高齢になった時のことを考えて生きる 

 もう一つ忘れてはならないのは、認知症になって、記憶や判断力などはもちろん落ちていくのだが、その人が人生経験で得た能力を生かせたり、絵画の才能などの能力が残っていたりすると、認知症になる前以上の能力を発揮することが多いということだ。

 要するに認知症になれば何もできなくなるわけではない。

 日本における認知症研究の第一人者で長谷川式簡易知能評価スケールの開発者である長谷川和夫氏が、昨年自らの認知症を告白しているが、記憶力は衰えるが、以前の自分との連続性は実感していると語っている。
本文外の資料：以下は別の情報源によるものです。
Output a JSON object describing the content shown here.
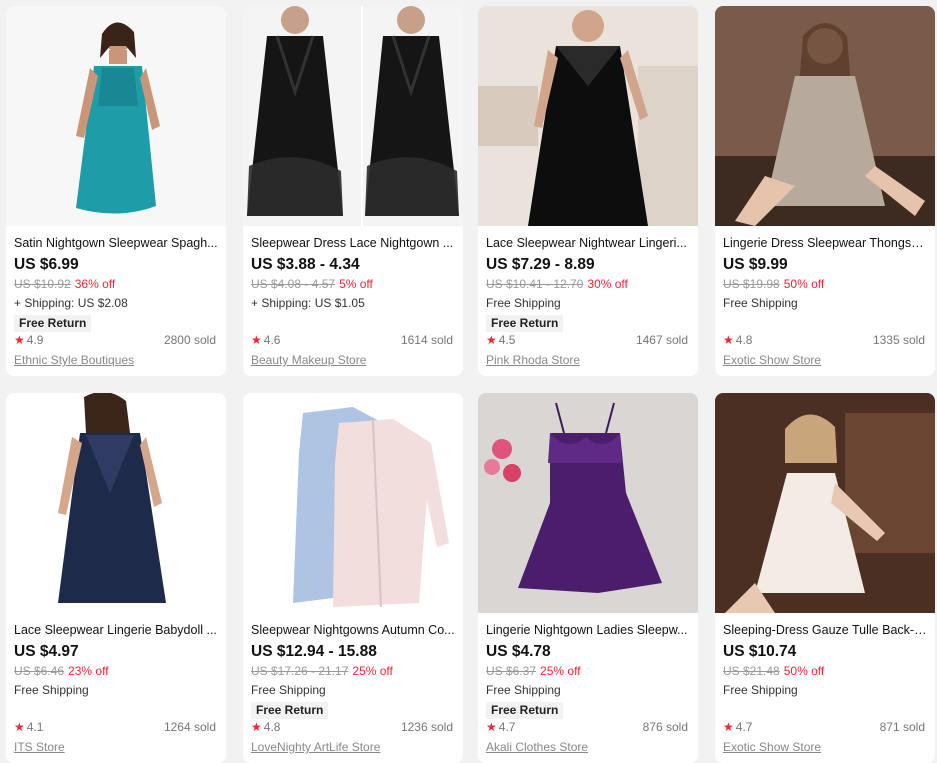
{
  "products": [
    {
      "title": "Satin Nightgown Sleepwear Spagh...",
      "price": "US $6.99",
      "original": "US $10.92",
      "discount": "36% off",
      "shipping": "+ Shipping: US $2.08",
      "free_return": "Free Return",
      "rating": "4.9",
      "sold": "2800 sold",
      "store": "Ethnic Style Boutiques"
    },
    {
      "title": "Sleepwear Dress Lace Nightgown ...",
      "price": "US $3.88 - 4.34",
      "original": "US $4.08 - 4.57",
      "discount": "5% off",
      "shipping": "+ Shipping: US $1.05",
      "free_return": "",
      "rating": "4.6",
      "sold": "1614 sold",
      "store": "Beauty Makeup Store"
    },
    {
      "title": "Lace Sleepwear Nightwear Lingeri...",
      "price": "US $7.29 - 8.89",
      "original": "US $10.41 - 12.70",
      "discount": "30% off",
      "shipping": "Free Shipping",
      "free_return": "Free Return",
      "rating": "4.5",
      "sold": "1467 sold",
      "store": "Pink Rhoda Store"
    },
    {
      "title": "Lingerie Dress Sleepwear Thongs S...",
      "price": "US $9.99",
      "original": "US $19.98",
      "discount": "50% off",
      "shipping": "Free Shipping",
      "free_return": "",
      "rating": "4.8",
      "sold": "1335 sold",
      "store": "Exotic Show Store"
    },
    {
      "title": "Lace Sleepwear Lingerie Babydoll ...",
      "price": "US $4.97",
      "original": "US $6.46",
      "discount": "23% off",
      "shipping": "Free Shipping",
      "free_return": "",
      "rating": "4.1",
      "sold": "1264 sold",
      "store": "ITS Store"
    },
    {
      "title": "Sleepwear Nightgowns Autumn Co...",
      "price": "US $12.94 - 15.88",
      "original": "US $17.26 - 21.17",
      "discount": "25% off",
      "shipping": "Free Shipping",
      "free_return": "Free Return",
      "rating": "4.8",
      "sold": "1236 sold",
      "store": "LoveNighty ArtLife Store"
    },
    {
      "title": "Lingerie Nightgown Ladies Sleepw...",
      "price": "US $4.78",
      "original": "US $6.37",
      "discount": "25% off",
      "shipping": "Free Shipping",
      "free_return": "Free Return",
      "rating": "4.7",
      "sold": "876 sold",
      "store": "Akali Clothes Store"
    },
    {
      "title": "Sleeping-Dress Gauze Tulle Back-L...",
      "price": "US $10.74",
      "original": "US $21.48",
      "discount": "50% off",
      "shipping": "Free Shipping",
      "free_return": "",
      "rating": "4.7",
      "sold": "871 sold",
      "store": "Exotic Show Store"
    }
  ],
  "icons": {
    "rating": "star-icon"
  },
  "colors": {
    "accent": "#ff2233",
    "price": "#111111",
    "muted": "#999999"
  }
}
実際、認知症になったからといって、自分の知能や性格がすべて失われるわけでなく、そのほとんどが残っているところから徐々に能力が衰えていく。要するに十分な残存機能も少なくとも中期くらいまでは残っている。

 だからこそ、介護者もダメになった部分にだけ気を取られるのでなく、今でも使える機能にもっと目を向けるべきだろう。ちなみに長谷川氏は、これまでの経験と自分の今の症状や感じることなどを照らし合わせて、認知症についての理解を深めるための講演を続けていきたいと明言している。

 私が見るところ、認知症は本人にとっては、以前よりも主観的な幸せにつながる部分もある。

 嫌なことを忘れるとか、以前ならうじうじと気にしていたことを気にしなくなるなどだ。これはかつて赤瀬川原平氏が『老人力』という著書の中で、老人になったら身につく力として言及した能力そのものである。